Work done in splitting a drop of water of 1 mm radius into ${10}^6$ droplets is (Surface tension of water $=72\times {10}^{-3} \mathrm{J}/{\mathrm{m}}^2$)

(1) $9.58\times {10}^{-5} \mathrm{J}$                 

(2) $8.95\times {10}^{-5} \mathrm{J}$

(3) $5.89\times {10}^{-5} \mathrm{J}$                   

(4) $5.98\times {10}^{-5} \mathrm{J}$

The amount of work done in blowing a soap bubble such that its diameter increases from d to D is (T= surface tension of the solution)

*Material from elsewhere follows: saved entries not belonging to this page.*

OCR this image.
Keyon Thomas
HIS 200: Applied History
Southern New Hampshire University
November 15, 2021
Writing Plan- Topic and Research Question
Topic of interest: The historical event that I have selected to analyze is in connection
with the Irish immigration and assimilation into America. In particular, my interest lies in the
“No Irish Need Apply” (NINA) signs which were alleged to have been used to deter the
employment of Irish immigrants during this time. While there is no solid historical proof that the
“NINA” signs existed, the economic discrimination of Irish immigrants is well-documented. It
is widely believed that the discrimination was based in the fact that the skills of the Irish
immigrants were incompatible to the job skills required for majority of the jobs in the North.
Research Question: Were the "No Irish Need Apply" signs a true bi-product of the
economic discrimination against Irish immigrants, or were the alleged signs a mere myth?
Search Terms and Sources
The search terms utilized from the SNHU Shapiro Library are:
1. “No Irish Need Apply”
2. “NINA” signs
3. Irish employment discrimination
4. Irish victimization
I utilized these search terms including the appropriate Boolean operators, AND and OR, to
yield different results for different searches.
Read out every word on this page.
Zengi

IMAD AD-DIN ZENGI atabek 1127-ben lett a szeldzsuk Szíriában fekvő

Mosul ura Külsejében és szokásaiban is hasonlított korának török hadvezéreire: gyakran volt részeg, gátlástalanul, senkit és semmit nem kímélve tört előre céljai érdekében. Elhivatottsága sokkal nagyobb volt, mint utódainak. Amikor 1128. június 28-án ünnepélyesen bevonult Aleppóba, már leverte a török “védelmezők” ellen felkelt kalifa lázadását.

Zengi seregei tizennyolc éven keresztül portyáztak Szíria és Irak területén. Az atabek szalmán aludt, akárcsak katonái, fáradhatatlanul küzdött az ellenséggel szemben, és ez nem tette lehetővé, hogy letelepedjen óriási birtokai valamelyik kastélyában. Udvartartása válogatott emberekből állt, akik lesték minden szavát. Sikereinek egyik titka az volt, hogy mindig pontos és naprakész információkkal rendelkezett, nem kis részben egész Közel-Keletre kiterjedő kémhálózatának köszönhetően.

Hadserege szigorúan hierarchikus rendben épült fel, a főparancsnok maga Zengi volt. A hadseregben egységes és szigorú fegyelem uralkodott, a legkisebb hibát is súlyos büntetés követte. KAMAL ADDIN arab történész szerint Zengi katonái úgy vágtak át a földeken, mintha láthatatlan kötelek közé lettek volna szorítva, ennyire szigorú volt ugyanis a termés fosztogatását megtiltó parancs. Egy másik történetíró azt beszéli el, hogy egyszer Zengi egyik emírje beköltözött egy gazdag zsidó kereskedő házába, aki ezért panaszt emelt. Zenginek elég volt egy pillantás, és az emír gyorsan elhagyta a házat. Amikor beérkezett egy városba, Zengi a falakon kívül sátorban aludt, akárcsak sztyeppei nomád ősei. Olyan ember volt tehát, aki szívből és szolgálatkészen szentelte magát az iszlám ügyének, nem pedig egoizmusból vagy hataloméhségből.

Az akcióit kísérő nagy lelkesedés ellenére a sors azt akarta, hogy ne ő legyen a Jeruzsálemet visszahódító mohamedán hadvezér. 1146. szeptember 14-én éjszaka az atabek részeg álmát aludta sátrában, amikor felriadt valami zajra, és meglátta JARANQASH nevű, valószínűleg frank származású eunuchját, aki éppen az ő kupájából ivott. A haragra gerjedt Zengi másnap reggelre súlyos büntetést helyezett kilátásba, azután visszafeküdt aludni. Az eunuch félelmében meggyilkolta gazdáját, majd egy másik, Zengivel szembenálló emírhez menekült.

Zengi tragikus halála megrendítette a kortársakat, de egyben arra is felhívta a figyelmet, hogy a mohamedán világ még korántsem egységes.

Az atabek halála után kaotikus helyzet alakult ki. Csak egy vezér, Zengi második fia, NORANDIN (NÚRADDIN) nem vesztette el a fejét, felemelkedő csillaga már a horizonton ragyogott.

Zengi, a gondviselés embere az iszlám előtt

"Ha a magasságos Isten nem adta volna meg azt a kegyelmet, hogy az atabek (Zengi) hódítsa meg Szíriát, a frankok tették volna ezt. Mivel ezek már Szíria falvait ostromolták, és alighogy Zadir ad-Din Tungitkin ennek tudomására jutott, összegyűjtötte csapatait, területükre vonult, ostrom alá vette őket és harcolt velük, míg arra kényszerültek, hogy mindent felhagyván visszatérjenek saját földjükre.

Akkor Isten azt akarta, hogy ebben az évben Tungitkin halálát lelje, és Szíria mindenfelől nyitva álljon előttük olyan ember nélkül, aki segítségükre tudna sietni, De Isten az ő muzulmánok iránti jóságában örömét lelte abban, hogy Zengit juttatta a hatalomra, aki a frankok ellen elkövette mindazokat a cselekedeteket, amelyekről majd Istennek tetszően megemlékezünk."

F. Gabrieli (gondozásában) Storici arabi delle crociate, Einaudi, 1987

1. $4\mathrm{\pi }({\mathrm{D}}^2-{\mathrm{d}}^2)\mathrm{T}$                     

2. $8\mathrm{\pi }({\mathrm{D}}^2-{\mathrm{d}}^2)\mathrm{T}$

3. $\mathrm{\pi }({\mathrm{D}}^2-{\mathrm{d}}^2)\mathrm{T}$                       

4. $2\mathrm{\pi }({\mathrm{D}}^2-{\mathrm{d}}^2)\mathrm{T}$

A spherical drop of oil of radius 1 cm is broken into 1000 droplets of equal radii. If the surface tension of oil is 50 dynes/cm, the work done is 

(1) 18 $\pi$ ergs                     

(2) 180 $\pi$ ergs

(3) 1800 $\pi$ ergs                 

(4) 8000 $\pi$ ergs

If the surface tension of a liquid is T, the gain in surface energy for an increase in liquid surface by A is

(1) ${\mathrm{AT}}^{-1}$                       

(2) $\mathrm{AT}$

(3) ${\mathrm{A}}^2\mathrm{T}$                         

(4) ${\mathrm{A}}^2{\mathrm{T}}^2$

The surface tension of a liquid at its boiling point

(1) Becomes zero

(2) Becomes infinity

(3) is equal to the value at room temperature

(4) is half to the value at the room temperature

The surface tension of liquid is 0.5 N/m. If a film is held on a ring of area 0.02 ${\mathrm{m}}^2$, its surface energy is

(a) $5\times {10}^{-2} \mathrm{joule}$                         (b) $2\times {10}^{-2} \mathrm{joule}$

(c) $4\times {10}^{-4} \mathrm{joule}$                         (d) $0.8\times {10}^{-1} \mathrm{joule}$

A liquid drop of diameter D breaks upto into 27 small drops of equal size. If the surface tension of the liquid is $\mathrm{\sigma }$, then change in surface energy is 

(a) ${\mathrm{\pi D}}^2\mathrm{\sigma }$                          (b) $2{\mathrm{\pi D}}^2\mathrm{\sigma }$

(c) $3{\mathrm{\pi D}}^2\mathrm{\sigma }$                         (d) $4{\mathrm{\pi D}}^2\mathrm{\sigma }$